Actively managed ETFs might be more expensive than passive ETFs but they also have several advantages. Active ETFs are not specific to any index but are in fact led by portfolio managers who identify and decide the securities that should be part of the portfolio.
Bond ETFs are a great way to create a regular source of income for investors. How the income is distributed depends entirely on how the underlying bonds perform. These can have several options such as government bonds, corporate bonds, as well as state and local bonds also known as municipal bonds. In general, bond ETFs don’t have a set date of maturity. These are traded either at a premium or at a discounted rate from their actual prices.
Stock ETFs are like bouquets of stocks from a particular industry or sector. They’re created with the goal to provide a wide range of exposure to a specific industry. If you compare stock mutual funds to stock ETFs, you will realise that these levy a lower fee, and also there’s no ownership of securities involved.
Commodity ETFs as you may have guessed by the name itself invest in commodities that may include crude oil, gold, etc. Besides diversifying a portfolio and simplifying the way downturns are mitigated, commodity ETFs have many advantages.
Also, it is much more cost-effective to have commodity ETF shares in your possession than actual commodities as they do not require any insurance of storage-related costs for the investor.
Used for tracking currency pairs’ performance, ETFs are basically large investment pools that comprise domestic as well as foreign currencies. Using Currency ETFs can be a lot like striking more than two birds with a stone. It helps you speculate on currency prices by taking into account fundamental factors like political and economic developments while also protecting against market volatility in the forex market. You can also explore the ETFs for bitcoin on select instant bitcoin exchange.
How to invest in ETFs?
Trading ETF shares can be similar to trading shares simply because in both cases you would require a broker to facilitate trades. Brokerages enable access to the market in which you can either trade ETFs manually or use a robo-advisor if the hours you can commit are limited. An active investor scans the ETF market thoroughly to identify the funds that are worth investing in. It is helpful to be aware that certain ETFs bring returns in the long run while others perform best when sold short.
Popular ETFs: Examples
- The SPDR S&P 500 (SPY): The “Spider” keeps a track of the S&P 500 index and is the oldest and the most popular ETF.

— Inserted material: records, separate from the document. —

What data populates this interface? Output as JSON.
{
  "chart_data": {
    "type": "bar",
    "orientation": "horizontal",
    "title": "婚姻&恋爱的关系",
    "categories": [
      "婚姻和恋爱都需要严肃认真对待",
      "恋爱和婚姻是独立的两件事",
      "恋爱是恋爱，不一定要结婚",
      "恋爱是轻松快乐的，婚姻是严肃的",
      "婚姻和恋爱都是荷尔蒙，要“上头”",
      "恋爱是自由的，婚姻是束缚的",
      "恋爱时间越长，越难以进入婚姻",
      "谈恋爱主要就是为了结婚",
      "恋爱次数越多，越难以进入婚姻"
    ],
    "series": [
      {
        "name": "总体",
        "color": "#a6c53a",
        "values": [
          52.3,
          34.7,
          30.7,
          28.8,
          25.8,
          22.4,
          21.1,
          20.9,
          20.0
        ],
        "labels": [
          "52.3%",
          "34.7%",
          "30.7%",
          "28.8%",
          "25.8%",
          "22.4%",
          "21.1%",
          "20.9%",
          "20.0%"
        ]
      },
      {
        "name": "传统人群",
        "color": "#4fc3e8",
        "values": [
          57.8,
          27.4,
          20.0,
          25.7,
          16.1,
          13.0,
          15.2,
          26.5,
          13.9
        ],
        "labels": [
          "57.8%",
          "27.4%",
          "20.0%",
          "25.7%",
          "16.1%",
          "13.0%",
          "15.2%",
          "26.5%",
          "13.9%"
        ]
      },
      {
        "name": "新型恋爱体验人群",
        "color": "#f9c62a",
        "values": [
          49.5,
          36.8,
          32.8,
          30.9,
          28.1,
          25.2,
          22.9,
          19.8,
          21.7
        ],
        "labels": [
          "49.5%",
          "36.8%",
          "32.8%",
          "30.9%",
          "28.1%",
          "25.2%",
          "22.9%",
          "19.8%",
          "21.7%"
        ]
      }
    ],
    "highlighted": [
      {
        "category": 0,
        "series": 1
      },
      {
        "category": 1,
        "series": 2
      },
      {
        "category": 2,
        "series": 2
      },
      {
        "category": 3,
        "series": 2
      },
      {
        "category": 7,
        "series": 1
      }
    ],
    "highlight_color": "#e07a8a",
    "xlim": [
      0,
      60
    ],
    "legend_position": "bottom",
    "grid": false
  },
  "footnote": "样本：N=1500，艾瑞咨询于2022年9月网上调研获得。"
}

- Specific to certain sectors and industries are Sector ETFs. Some of these are: oil (OIH) for energy (XLE), financial services (XLF), real estate investment trusts (IYR), and biotechnology (BBH).
- Commodity markets like gold (GLD), silver (SLV), crude oil (USO), and natural gas (UNG) are represented by commodity ETFs.

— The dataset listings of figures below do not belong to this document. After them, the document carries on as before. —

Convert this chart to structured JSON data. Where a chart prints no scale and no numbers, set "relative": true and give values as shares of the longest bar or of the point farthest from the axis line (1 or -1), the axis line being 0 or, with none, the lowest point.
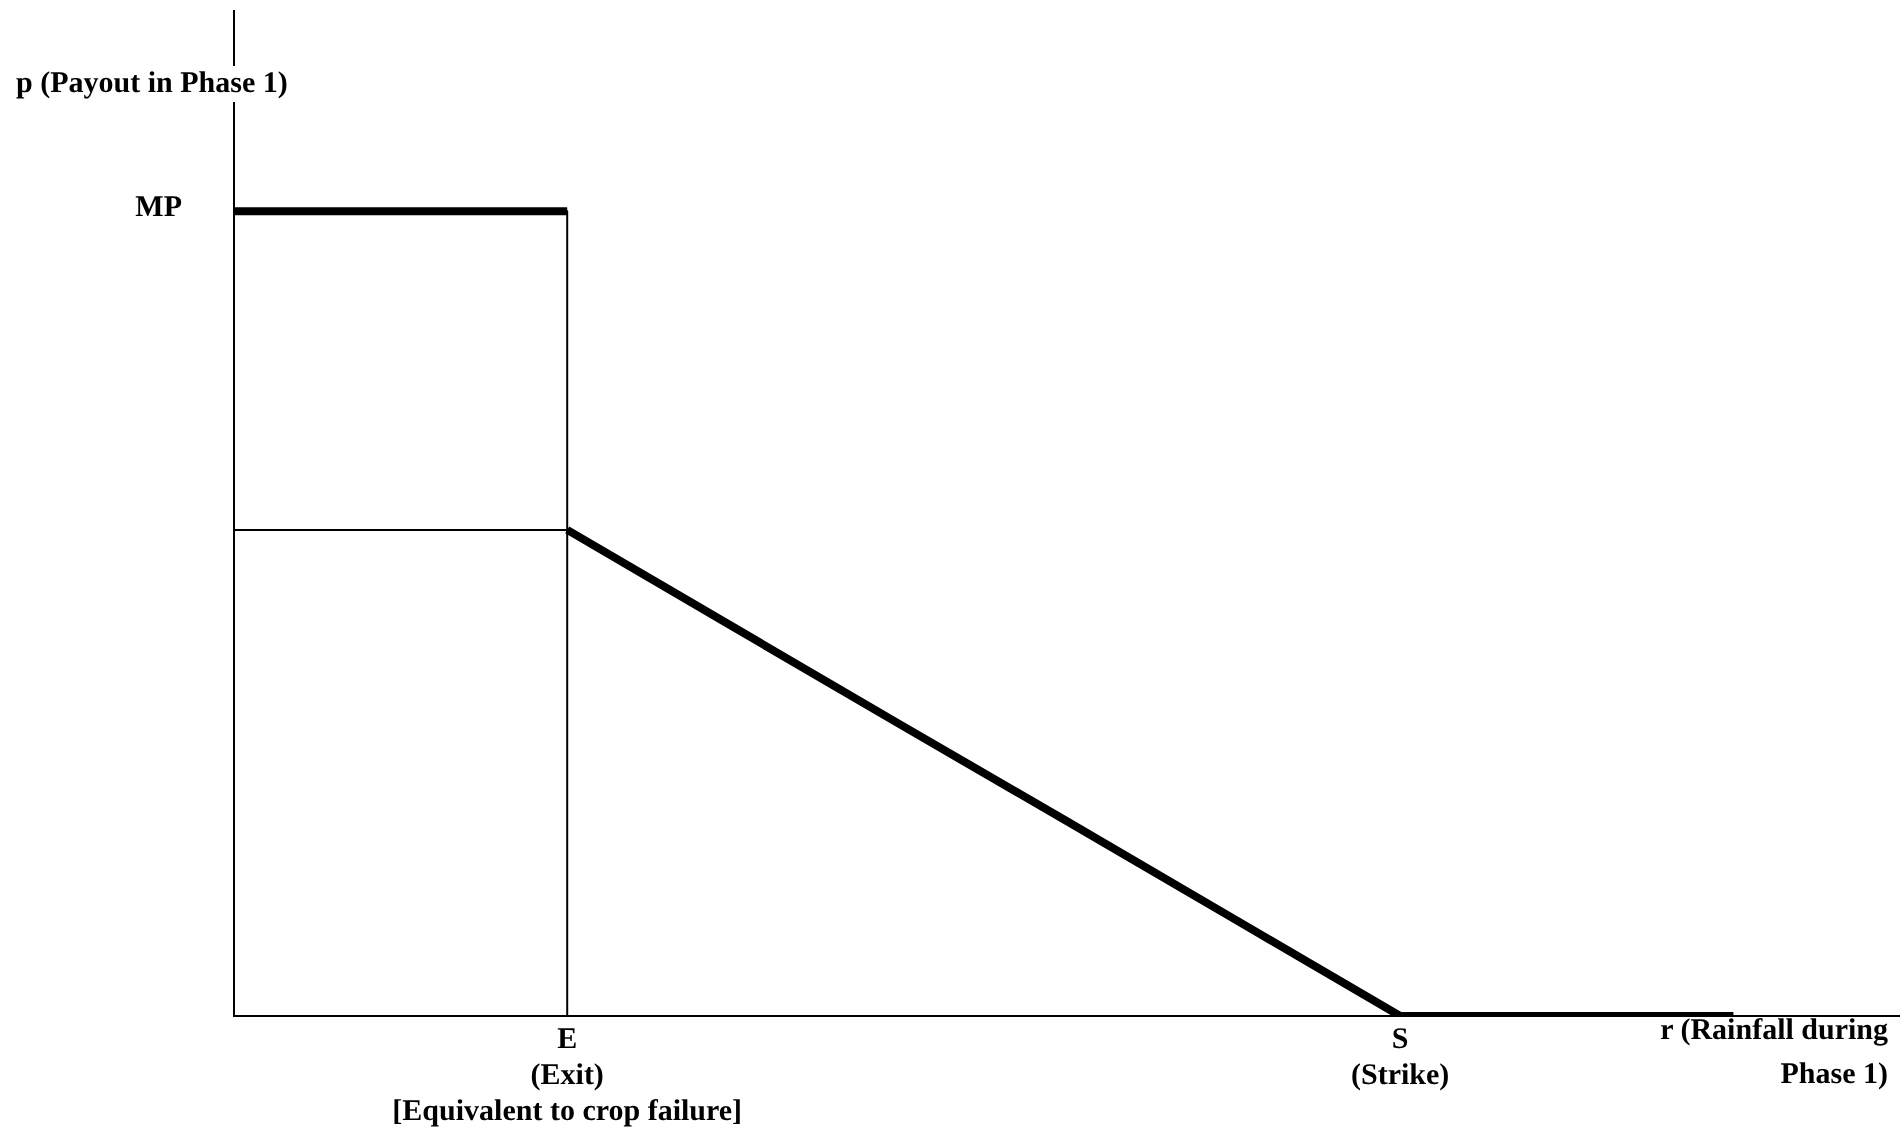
{
  "chart_data": {
    "type": "line",
    "relative": true,
    "marker": "none",
    "xlabel": "r (Rainfall during\nPhase 1)",
    "ylabel": "p (Payout in Phase 1)",
    "categories": [
      null,
      null,
      "E\n(Exit)\n[Equivalent to crop failure]",
      null,
      null,
      null,
      null,
      "S\n(Strike)",
      null,
      null,
      null
    ],
    "series": [
      {
        "color": "#000000",
        "values": [
          1,
          1,
          1,
          null,
          null,
          null,
          null,
          null,
          null,
          null,
          null
        ]
      },
      {
        "color": "#000000",
        "values": [
          null,
          null,
          0.604,
          0.483,
          0.362,
          0.242,
          0.121,
          0,
          0,
          0,
          null
        ]
      },
      {
        "color": "#000000",
        "x": [
          "E\n(Exit)\n[Equivalent to crop failure]",
          "E\n(Exit)\n[Equivalent to crop failure]"
        ],
        "values": [
          1,
          0
        ]
      },
      {
        "color": "#000000",
        "values": [
          0.604,
          0.604,
          0.604,
          null,
          null,
          null,
          null,
          null,
          null,
          null,
          null
        ]
      }
    ],
    "annotations": [
      "MP"
    ]
  }
}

- In addition to these, there are also country ETFs that are used to keep a track of primary stock indexes in different nations but are traded only in the U.S. These are also represented in U.S dollars. These include China (MCHI), Brazil (EWZ), Japan (EWJ), and Israel (EIS) to name a few.
Why are ETFs a good choice?
Just a single ETF can help you explore numerous equities, different market segments, and trends. It allows an investor to track a wide number of stocks to the extent that they can even imitate the returns a country or perhaps a group of countries can get.
Trades Like a Stock
Besides allowing an investor to diversify their portfolio, ETFs also offer trading liquidity like that of equity.
The expense ratios are significantly lower for ETFs as these are managed passively, especially when compared to mutual funds that are generally actively managed.